I bet a lot of people are going to despise today’s Steven Pearlstein column advocating lower wages for American workers especially since he throws in a gratuitous paragraph suggesting that highly compensated newspaper columnists are the reason the US outperformed the USSR. But this is the paragraph with analytic weight:
Which brings us back to the story of GM’s Orion plant. There are lots of reasons why American companies like GM have lost market share (yes, I wrote about currency manipulation last week), but one is that in too many industries, our labor costs are now too high to be globally competitive. Reducing wages and benefits in those industries would not only help to create and save jobs, but would also force a further reduction in consumption and living standards that is necessary to bring the U.S. economy back into balance.
It seems to me that neither Pearlstein nor some of the people I’ve seen complaining about him understand that Yuan revaluation is the same thing as lower wages for American workers. Almost everyone in the United States earns money according to a formula denominated in dollars. So if dollars become less valuable relative to other important currencies, our real compensation declines. By the same token, if the Federal Reserve succeeds in raising the price level, our real compensation declines. These are all related concepts—all ways of cutting the real wages of Americans.

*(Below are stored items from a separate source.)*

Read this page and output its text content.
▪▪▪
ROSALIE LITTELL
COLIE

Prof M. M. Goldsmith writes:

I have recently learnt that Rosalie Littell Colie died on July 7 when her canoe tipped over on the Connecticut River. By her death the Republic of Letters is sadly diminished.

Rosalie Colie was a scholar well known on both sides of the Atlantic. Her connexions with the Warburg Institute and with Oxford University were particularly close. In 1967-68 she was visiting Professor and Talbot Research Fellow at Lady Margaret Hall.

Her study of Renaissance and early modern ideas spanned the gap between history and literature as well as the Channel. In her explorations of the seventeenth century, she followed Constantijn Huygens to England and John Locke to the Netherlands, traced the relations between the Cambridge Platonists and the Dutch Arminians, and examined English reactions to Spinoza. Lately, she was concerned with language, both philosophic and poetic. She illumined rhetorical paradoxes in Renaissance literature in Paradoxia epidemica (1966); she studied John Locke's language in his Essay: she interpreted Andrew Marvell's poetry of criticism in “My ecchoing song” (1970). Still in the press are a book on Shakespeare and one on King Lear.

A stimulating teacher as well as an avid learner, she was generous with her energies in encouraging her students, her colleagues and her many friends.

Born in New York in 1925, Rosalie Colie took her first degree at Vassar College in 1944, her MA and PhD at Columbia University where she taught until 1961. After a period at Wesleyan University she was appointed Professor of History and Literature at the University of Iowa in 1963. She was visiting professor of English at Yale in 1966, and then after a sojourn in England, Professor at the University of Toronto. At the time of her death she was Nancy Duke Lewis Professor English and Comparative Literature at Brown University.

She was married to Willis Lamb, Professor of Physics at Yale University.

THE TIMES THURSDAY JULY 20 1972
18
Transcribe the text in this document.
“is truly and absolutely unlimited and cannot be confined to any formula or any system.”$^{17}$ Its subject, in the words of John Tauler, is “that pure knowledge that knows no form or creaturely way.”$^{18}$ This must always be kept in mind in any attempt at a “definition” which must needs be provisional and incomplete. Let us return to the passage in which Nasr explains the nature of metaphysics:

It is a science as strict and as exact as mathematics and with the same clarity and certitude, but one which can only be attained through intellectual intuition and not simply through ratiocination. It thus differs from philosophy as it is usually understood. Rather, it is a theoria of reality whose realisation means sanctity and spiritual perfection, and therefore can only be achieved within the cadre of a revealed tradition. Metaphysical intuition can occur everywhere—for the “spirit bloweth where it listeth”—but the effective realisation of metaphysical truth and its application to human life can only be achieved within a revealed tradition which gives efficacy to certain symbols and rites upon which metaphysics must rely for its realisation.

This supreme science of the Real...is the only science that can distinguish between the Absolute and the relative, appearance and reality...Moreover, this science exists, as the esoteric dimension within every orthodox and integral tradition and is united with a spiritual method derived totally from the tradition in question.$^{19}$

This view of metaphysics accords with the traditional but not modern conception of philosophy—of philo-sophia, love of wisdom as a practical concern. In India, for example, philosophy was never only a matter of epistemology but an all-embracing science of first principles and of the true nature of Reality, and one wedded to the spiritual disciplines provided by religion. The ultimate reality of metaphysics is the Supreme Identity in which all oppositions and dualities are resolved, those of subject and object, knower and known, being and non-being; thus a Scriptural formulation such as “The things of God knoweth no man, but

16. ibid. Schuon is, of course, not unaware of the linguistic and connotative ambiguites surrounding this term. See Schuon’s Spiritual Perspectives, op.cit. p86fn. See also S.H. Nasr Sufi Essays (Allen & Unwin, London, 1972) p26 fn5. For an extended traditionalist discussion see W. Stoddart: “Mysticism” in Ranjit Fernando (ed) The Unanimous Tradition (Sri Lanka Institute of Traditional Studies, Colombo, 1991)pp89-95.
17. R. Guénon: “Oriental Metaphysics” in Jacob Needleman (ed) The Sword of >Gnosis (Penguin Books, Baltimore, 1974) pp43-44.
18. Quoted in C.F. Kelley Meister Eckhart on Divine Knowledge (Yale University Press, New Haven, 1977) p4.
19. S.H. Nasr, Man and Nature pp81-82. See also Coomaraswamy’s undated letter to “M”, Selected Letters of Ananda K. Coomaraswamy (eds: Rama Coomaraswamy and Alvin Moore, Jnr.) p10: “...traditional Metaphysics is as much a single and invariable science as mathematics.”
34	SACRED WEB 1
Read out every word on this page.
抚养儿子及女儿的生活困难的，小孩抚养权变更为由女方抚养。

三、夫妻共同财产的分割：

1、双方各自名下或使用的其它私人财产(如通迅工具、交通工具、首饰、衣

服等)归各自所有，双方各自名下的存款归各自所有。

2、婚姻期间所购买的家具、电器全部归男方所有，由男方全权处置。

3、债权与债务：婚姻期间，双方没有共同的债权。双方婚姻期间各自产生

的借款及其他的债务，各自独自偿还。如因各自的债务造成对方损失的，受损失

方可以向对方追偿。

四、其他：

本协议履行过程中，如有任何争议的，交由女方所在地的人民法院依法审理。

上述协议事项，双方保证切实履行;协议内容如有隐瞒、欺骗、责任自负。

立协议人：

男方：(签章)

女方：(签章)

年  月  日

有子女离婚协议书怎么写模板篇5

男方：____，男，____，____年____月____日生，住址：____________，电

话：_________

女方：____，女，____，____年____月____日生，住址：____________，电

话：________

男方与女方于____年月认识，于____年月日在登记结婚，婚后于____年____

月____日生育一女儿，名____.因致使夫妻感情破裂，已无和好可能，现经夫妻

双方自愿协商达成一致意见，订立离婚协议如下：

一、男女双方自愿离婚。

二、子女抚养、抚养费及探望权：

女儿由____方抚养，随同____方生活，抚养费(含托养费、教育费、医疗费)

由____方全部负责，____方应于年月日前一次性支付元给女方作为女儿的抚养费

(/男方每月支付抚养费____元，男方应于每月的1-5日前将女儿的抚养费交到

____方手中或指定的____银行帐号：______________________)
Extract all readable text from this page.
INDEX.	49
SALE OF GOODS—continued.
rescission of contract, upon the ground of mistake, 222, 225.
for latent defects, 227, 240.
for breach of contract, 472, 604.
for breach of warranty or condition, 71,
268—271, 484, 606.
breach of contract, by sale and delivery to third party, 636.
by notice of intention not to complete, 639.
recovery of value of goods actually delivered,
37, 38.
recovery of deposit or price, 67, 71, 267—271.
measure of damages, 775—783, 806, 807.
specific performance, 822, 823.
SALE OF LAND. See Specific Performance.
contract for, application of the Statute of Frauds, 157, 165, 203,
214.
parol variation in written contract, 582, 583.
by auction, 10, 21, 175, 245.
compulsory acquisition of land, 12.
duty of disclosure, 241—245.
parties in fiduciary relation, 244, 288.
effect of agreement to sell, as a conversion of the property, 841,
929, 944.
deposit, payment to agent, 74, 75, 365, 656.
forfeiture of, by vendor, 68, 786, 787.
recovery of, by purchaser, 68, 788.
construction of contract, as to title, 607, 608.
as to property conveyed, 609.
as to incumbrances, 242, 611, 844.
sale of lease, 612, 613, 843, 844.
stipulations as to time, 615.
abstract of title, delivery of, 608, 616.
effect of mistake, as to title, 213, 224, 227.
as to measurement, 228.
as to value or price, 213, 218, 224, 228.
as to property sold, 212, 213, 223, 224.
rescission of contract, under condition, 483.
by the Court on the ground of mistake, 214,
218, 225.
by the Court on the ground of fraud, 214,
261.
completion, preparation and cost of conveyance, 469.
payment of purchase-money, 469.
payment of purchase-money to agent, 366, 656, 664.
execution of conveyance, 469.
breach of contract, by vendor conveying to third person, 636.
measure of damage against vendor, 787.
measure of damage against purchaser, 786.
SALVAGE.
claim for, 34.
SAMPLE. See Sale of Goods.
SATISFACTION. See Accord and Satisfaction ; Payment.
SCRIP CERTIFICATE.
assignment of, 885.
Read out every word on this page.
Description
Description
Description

However, of the three nominal wage cuts are really the least-attractive option. That’s because not only are our earnings denominated in nominal dollars so are our financial obligations. If you force nominal wage cuts on an indebted population, you get an unbalanced deflation where existing debt obligations come to consume a larger and larger share of income. Alternatively, if you reduce real compensation via currency devaluation or higher inflation you reduce income and debt alike allowing us to dig out of the balance sheet hole more quickly.